Robert D. Van Valin, Jr. - Argument linking in deverbal nominals

Deverbal nominals have linking properties which appear to be similar to those of the source verbs, but there are in fact differences which pose a challenge to theories of the syntax-semantics interface. Examples are given in (1) and (2).


(1)    a.     the arrest of Bill by FBI agents in New York City
         b.     the destruction of the city by the enemy
         c.     the investigation of the murders by Sherlock Holmes

   
(2)    a.    Tepehua (Watters 1988)
                ’iš-puš-ka    kafe    
                3GEN-pick-NMZ        coffee
                ‘the picking of coffee’


         b.     Georgian (Harris 1981)
                 c’erilis         dac’era    cems    mier
                 letter-GEN        writing    me.GEN    by
                 ‘the writing of the letter by me’

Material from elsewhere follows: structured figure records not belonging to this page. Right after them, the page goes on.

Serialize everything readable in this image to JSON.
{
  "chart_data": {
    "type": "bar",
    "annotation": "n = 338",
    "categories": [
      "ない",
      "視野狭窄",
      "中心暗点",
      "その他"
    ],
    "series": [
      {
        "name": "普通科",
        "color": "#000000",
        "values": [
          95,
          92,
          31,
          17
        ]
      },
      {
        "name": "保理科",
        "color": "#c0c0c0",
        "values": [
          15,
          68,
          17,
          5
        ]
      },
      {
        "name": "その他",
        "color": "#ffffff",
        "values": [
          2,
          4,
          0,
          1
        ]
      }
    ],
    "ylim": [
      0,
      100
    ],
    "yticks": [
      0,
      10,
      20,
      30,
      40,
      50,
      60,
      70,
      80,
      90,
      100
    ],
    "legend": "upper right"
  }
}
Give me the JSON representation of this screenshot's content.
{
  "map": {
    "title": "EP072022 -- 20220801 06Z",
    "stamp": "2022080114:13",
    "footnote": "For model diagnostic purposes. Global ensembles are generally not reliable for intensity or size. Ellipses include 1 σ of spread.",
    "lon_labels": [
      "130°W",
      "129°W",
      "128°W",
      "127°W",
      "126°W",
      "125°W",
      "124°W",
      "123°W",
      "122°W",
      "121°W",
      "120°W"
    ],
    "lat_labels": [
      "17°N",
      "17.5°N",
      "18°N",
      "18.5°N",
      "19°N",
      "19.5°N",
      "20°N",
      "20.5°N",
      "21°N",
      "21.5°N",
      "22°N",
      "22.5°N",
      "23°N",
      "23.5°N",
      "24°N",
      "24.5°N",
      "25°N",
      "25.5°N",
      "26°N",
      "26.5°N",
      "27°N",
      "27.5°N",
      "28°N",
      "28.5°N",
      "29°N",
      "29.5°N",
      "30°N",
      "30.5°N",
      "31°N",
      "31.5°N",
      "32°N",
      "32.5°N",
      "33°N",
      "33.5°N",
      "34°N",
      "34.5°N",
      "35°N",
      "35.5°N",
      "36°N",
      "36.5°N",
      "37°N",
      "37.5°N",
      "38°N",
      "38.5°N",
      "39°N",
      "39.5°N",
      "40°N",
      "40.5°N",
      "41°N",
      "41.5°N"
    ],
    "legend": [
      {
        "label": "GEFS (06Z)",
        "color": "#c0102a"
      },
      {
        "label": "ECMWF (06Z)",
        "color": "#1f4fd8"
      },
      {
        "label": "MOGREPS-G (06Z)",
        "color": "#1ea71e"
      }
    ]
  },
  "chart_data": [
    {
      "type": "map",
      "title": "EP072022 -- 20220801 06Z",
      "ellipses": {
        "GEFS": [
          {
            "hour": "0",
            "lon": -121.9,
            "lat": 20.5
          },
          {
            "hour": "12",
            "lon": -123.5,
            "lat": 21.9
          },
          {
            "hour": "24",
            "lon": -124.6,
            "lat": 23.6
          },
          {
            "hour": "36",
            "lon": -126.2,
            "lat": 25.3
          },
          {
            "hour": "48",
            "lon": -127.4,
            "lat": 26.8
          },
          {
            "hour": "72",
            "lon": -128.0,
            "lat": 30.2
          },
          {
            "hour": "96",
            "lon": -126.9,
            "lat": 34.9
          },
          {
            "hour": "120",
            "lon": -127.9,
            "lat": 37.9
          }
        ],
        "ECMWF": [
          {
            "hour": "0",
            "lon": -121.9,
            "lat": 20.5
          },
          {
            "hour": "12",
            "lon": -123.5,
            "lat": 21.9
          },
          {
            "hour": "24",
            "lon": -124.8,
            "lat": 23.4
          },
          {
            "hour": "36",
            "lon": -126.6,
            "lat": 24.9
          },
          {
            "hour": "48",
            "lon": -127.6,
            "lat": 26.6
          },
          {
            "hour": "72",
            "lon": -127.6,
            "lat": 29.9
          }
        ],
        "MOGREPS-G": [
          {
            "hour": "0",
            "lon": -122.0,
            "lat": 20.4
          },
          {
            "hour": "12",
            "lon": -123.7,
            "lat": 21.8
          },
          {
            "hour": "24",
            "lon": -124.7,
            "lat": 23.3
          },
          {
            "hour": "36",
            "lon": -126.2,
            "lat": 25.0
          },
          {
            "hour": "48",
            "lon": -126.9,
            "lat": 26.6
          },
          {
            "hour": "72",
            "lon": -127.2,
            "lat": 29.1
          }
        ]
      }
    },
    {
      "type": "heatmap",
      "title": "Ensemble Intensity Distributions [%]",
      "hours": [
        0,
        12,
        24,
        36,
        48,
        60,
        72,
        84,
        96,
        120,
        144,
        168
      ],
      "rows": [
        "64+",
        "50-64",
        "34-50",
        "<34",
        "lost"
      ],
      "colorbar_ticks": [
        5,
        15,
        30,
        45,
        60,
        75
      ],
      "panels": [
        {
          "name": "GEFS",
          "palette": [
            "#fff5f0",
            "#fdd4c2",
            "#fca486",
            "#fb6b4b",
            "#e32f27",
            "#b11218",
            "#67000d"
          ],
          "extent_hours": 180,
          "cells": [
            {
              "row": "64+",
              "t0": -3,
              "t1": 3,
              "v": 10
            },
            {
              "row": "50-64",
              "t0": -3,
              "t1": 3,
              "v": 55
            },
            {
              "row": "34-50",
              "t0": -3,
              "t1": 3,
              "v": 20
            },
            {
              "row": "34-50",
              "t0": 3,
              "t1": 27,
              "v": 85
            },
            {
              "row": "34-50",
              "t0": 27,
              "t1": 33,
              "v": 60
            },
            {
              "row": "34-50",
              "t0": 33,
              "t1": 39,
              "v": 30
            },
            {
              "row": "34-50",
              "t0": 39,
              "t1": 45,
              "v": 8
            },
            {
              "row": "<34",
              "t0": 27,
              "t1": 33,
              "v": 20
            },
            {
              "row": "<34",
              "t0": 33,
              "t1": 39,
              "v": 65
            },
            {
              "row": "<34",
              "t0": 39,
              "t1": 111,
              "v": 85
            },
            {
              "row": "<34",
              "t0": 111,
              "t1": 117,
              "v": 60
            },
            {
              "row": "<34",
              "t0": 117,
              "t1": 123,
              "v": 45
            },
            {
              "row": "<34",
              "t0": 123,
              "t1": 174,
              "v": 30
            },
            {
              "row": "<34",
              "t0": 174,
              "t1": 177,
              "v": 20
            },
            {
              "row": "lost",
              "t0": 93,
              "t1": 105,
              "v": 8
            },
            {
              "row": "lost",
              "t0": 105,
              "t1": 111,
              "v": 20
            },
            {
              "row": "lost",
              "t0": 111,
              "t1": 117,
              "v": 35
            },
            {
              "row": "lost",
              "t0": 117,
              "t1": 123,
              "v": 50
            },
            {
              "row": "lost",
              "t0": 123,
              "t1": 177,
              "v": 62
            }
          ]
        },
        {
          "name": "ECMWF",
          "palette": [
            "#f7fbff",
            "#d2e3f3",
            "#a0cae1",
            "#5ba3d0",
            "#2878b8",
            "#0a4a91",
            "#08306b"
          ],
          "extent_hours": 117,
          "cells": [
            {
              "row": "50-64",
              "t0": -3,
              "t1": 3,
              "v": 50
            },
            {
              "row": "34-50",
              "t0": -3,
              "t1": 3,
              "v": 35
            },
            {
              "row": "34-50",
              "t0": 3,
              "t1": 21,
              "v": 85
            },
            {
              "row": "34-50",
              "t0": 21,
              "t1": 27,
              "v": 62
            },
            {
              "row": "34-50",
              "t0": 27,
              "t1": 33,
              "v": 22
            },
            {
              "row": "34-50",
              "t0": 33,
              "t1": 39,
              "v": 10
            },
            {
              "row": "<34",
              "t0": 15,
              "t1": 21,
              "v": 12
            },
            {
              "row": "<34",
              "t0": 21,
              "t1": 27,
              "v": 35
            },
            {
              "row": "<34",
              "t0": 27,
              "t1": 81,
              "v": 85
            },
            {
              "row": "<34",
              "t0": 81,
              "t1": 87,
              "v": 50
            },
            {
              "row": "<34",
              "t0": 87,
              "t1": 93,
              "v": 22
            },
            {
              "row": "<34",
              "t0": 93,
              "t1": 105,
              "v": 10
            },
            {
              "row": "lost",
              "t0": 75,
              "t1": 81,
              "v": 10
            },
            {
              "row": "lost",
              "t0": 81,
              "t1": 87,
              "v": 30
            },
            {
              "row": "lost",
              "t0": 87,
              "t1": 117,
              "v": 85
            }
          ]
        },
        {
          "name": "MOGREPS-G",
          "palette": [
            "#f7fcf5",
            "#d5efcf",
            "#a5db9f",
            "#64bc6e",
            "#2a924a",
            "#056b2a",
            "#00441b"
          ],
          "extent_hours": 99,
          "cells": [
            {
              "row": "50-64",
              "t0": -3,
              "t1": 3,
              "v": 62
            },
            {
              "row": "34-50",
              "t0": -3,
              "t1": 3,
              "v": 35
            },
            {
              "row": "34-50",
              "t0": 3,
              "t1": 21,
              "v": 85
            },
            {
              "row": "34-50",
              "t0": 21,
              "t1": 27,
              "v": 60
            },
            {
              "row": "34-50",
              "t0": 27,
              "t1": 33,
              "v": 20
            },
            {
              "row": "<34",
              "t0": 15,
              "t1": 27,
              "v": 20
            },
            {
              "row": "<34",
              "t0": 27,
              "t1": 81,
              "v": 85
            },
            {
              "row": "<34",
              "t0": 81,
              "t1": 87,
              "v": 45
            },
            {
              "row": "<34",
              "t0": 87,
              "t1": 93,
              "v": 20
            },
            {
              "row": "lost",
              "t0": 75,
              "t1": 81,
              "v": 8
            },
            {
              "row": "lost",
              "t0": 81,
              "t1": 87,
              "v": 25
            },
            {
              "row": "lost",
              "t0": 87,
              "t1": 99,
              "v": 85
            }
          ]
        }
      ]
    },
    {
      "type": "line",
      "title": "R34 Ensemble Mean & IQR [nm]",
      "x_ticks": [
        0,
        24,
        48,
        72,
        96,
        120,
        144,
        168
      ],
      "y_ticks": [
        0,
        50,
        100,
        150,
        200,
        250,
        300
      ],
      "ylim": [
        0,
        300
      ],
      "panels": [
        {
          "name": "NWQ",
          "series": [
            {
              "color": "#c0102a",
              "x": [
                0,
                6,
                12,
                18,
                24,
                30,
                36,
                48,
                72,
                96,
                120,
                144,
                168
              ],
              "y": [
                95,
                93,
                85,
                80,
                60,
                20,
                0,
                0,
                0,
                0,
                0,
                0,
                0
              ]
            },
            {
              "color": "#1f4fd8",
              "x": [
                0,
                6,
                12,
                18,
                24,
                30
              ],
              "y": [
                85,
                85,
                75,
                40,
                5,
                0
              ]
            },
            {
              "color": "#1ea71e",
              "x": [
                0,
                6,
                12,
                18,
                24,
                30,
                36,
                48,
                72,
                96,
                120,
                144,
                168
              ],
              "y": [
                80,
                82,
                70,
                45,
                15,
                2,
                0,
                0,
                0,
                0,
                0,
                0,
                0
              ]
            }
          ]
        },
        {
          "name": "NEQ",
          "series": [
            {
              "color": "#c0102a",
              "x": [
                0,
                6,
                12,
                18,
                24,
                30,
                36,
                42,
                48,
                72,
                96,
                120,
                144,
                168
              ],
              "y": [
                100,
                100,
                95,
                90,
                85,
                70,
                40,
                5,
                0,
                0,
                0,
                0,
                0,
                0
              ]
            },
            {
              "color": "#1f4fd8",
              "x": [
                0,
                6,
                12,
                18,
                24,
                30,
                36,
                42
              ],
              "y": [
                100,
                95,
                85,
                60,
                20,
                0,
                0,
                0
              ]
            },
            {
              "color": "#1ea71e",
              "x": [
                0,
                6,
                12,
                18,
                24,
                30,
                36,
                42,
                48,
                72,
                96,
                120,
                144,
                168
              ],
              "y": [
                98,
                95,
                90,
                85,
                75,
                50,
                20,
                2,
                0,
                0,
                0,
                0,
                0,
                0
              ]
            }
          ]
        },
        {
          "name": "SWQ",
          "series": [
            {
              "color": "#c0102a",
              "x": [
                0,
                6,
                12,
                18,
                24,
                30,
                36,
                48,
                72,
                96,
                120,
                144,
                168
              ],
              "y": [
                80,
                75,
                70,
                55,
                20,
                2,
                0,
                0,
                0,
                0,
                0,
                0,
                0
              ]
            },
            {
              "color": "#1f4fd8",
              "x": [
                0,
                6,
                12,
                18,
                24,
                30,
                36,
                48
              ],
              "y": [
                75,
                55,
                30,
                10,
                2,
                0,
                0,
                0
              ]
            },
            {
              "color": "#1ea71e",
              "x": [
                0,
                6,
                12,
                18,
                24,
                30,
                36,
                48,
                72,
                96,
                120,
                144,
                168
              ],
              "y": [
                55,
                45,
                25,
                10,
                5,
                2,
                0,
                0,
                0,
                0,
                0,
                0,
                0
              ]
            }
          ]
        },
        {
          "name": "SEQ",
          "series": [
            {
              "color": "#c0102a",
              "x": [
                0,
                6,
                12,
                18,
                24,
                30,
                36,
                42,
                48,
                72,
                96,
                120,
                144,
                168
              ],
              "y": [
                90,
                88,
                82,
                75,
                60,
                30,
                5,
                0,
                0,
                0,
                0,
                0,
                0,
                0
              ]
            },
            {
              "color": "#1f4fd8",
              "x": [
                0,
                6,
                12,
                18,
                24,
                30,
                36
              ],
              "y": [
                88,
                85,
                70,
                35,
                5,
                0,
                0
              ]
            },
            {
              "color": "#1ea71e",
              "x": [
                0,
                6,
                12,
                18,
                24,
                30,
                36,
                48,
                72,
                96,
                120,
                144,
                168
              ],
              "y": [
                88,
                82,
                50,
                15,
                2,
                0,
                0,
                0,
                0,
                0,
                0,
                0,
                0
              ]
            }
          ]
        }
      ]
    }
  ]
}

         c.    Hebrew (Berman 1978)
                bniyat         ha-báyit    al ydey    ha-soxnut
                building        the-house    by    the-agency
                ‘the building of the house by the agency’      

 
Deverbal nominals inherit the semantic structure of the source verb (Nunes 1993), e.g. [do´ (x, Ø)] CAUSE [BECOME destroyed´ (y)] ? destruction (x, y). The linking principles for them are related to the linking principles for verbal arguments, but with variations which follow from the differences between nominals and verbs. While there are action nominals like running and stative verbs like know, nominals are basically static and verbs non-static. Nunes (1993) argues that English deverbal nominals are inherently intransitive; they never take more than one direct coreN argument, which is realized by the of-marked NP in the examples in (1) and the genitive case NPs in (2). Nunes (1993) shows that a deverbal nominal takes an undergoer as its single macrorole if the verb from which it is derived contains a state predicate, otherwise actor. Thus only deverbal nominals from activity verbs will take an actor as their of-marked coreN argument, as in (3) and (4). (The subscripts ‘CL-A’ and ‘CL-U’ stand for ‘clausal actor’ and ‘clausal undergoer’, respectively.)
   (3)    Deverbal nominals from achievement and accomplishment verbs (±causative)


    a.    The balloon popped.                    Achievement
    a´.    the popping of the balloonCL-U
    b.    The cat popped the balloon.       Causative achievement
    b´.    the popping of the balloonCL-U by the catCL-A
    b´´.    *the popping of the catCL-A    [must be interpreted as undergoer]
    c.    Chris died.    Accomplishment
    c´.    the death of ChrisCL-U    
    d.    The enemy destroyed the city.    Causative accomplishment
    d´.    the destruction of the cityCL-U by the enemyCL-A
    d´´.    *the destruction of the enemyCL-A     [must be interpreted as undergoer]
   
   (4)    Deverbal nominals from activity verbs
    a.     The dog barked.
    b.    the barking of the dogCL-A

These differences will be explored for a wider variety of languages, including German, Georgian, and Hebrew, in order to investigate this aspect of the syntax-semantics interface. Central questions will be, do the same constraints on transitivity and macrorole selection occur in other languages? How much language-specific variation is there in the linking principles across languages?